Cuando una mujer desarrolla la inmunidad a la infección entre seis y nueve meses antes de quedar embarazada, es muy raro que exista peligro de que transmita la infección a su bebé.

¿Qué riesgos supone la toxoplasmosis para el bebé?

Cuando una mujer embarazada contrae toxoplasmosis por primera vez, existe un 40 por ciento de probabilidades de que transmita la infección a su feto. Sin embargo, el riesgo y la gravedad de la infección del bebé dependen en parte del momento en que la madre contrae la infección. Cuando una madre contrae la infección durante el primer trimestre del embarazo, el 15 por ciento de los fetos también se infecta, en comparación con el 30 por ciento durante el segundo trimestre y el 65 por ciento durante el tercero. Sin embargo, cuanto más cerca del comienzo del embarazo ocurre la infección, más grave son las consecuencias para el feto.
Si bien hasta el 90 por ciento de los bebés infectados parecen normales en el momento de nacer, entre el 80 y el 90 por ciento desarrollan infecciones oculares peligrosas meses o años más tarde. Algunos desarrollan pérdidas de la audición,
hidrocefalia, retraso mental, problemas de aprendizaje o ataques de apoplejía.
La toxoplasmosis contraída durante el embarazo también puede provocar un aborto espontáneo o el nacimiento de un feto muerto.

Cómo puede prevenir la toxoplasmosis durante el embarazo

Se puede prevenir en más de un 60% de las posibilidades, si bien la mujer embarazada ha de seguir unas normas higiénicas que consisten en:
- Lavarse las manos con jabón antes y después de toda manipulación de alimentos. Procurar no tocarse los ojos, la nariz o la boca con las manos sucias.
- Lavar y desinfectar los utensilios y las superficies que se hayan utilizado en la preparación de los alimentos.
- Limpiar y desinfectar regularmente la nevera.
- En las comidas fuera de casa, evitar los vegetales crudos.
- Evitar las carnes crudas o poco cocidas. El toxoplasma muere a 72º, por lo que se requiere alcanzar esta temperatura en el interior del alimento. El parásito muere con la congelación a partir de los menos 180ºC, por lo tanto no es suficiente con la congelación casera de la carne, puesto que un congelador convencional alcanza únicamente los 18º bajo cero.
- Evitar los embutidos y el jamón serrano que no hayan sido cocinados. Aunque parece que ciertos grados de salazón y desecación del jamón pueden matar el toxoplasma, no se puede, en absoluto, determinar qué piezas de jamón serrano pueden ser consumidas, de modo que se debe prohibir su ingesta durante el embarazo.
- Pelar o lavar las verduras y frutas que se ingieran crudas con lejía apta para alimentos, aclarando bien bajo el chorro de agua para que se desprendan bien los quistes.
- El gato es un foco de contaminación de la toxoplasmosis.
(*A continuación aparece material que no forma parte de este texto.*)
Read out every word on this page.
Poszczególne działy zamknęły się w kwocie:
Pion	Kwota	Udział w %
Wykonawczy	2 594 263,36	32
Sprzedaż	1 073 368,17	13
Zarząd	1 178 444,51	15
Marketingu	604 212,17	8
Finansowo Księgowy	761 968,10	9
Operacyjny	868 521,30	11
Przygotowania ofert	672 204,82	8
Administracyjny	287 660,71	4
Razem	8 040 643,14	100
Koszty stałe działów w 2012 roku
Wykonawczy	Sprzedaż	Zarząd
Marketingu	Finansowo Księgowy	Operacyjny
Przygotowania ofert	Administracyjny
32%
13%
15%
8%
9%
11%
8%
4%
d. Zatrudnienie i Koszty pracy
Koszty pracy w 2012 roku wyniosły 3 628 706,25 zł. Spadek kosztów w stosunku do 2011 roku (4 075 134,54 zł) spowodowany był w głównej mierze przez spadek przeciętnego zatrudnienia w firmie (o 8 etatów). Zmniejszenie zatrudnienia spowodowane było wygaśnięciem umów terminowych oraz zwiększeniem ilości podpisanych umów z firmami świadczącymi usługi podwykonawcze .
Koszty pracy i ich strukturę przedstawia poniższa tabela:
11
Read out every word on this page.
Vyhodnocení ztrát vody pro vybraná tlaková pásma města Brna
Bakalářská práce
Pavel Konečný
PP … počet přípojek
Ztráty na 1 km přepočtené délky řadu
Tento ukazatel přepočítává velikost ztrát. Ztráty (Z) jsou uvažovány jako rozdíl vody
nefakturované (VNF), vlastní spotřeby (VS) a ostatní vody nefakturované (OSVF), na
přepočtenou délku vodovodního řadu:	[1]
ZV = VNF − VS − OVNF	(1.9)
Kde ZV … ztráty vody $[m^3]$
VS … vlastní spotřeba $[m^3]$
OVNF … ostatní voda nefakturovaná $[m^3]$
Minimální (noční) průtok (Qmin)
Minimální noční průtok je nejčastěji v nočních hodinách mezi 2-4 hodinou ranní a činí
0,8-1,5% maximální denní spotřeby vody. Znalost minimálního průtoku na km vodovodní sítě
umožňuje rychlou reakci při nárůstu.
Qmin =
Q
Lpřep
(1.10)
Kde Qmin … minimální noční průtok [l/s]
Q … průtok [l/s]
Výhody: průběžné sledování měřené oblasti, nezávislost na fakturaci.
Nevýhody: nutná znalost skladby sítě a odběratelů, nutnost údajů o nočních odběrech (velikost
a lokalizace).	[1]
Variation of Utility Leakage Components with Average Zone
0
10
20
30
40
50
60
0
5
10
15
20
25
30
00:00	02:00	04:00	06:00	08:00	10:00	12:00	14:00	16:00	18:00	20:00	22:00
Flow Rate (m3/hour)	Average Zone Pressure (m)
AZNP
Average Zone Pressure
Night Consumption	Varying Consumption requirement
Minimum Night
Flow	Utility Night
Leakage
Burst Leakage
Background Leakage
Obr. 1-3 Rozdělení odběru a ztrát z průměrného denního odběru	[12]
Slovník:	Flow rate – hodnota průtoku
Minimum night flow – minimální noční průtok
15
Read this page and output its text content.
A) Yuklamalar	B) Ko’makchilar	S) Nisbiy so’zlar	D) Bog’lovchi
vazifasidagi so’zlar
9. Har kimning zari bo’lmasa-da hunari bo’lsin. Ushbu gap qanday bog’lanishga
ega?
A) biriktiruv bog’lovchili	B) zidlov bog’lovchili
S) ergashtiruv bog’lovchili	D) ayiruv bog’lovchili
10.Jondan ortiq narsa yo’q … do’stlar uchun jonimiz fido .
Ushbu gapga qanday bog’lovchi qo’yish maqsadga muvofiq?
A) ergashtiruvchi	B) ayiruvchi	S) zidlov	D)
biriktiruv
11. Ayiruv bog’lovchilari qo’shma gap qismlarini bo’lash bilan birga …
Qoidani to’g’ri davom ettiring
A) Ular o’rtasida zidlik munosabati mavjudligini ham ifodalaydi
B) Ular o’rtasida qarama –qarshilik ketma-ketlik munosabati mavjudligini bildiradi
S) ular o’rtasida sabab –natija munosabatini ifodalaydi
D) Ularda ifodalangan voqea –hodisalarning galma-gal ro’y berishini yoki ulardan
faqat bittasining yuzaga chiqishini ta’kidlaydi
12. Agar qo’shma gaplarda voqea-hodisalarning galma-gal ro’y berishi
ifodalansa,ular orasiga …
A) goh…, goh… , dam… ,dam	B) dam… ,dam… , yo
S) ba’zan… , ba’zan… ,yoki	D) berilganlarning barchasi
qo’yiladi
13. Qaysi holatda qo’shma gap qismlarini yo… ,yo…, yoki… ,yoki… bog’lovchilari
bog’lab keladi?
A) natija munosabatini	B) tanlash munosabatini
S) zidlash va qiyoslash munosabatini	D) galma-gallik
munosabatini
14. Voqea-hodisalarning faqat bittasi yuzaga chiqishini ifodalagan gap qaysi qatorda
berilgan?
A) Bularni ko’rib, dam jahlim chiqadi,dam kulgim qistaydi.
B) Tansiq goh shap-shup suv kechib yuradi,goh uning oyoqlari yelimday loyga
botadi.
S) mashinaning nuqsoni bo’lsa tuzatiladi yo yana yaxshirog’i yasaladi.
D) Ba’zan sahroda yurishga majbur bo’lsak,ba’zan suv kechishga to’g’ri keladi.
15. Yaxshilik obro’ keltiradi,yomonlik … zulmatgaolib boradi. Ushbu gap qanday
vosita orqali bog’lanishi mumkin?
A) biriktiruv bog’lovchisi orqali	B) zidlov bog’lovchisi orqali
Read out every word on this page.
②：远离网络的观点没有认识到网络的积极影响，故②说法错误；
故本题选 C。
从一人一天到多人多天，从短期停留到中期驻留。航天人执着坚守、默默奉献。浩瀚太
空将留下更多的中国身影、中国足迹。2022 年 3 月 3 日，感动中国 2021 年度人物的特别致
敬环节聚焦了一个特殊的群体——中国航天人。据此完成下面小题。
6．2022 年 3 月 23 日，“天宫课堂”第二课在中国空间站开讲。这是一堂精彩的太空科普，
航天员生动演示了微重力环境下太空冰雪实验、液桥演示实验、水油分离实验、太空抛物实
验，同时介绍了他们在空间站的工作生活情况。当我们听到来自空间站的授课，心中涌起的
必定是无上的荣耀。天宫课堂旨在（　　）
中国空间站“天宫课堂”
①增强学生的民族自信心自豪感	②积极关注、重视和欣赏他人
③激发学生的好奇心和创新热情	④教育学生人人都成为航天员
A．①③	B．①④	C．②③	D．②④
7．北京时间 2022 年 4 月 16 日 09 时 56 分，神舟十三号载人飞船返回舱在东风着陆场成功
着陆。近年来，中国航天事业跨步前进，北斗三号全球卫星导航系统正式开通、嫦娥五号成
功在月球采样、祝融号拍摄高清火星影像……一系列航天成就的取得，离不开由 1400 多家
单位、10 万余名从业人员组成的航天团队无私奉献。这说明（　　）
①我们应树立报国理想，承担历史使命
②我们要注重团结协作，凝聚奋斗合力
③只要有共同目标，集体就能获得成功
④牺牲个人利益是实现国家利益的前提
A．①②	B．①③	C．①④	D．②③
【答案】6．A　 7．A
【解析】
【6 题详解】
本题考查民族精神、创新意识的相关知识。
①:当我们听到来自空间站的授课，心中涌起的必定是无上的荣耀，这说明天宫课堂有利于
No hay que dejar que el gato salga a la calle. Si es posible mientras está embarazada, que otra persona haga la limpieza de la caja del gato y cuide de él.
- Utilizar guantes para jardinería y para toda manipulación de tierra y lavarse las manos después de la tarea. Es posible que algún gato haya depositado el parásito en el suelo.
-Evitar el contacto con los areneros de los niños. Los gatos pueden utilizarlos para sus deyecciones.

Una vigilancia adecuada de la higiene y manipulación personal, doméstica y alimentaria durante el embarazo colabora de un modo fundamental en la prevención de la infección por el toxoplasma.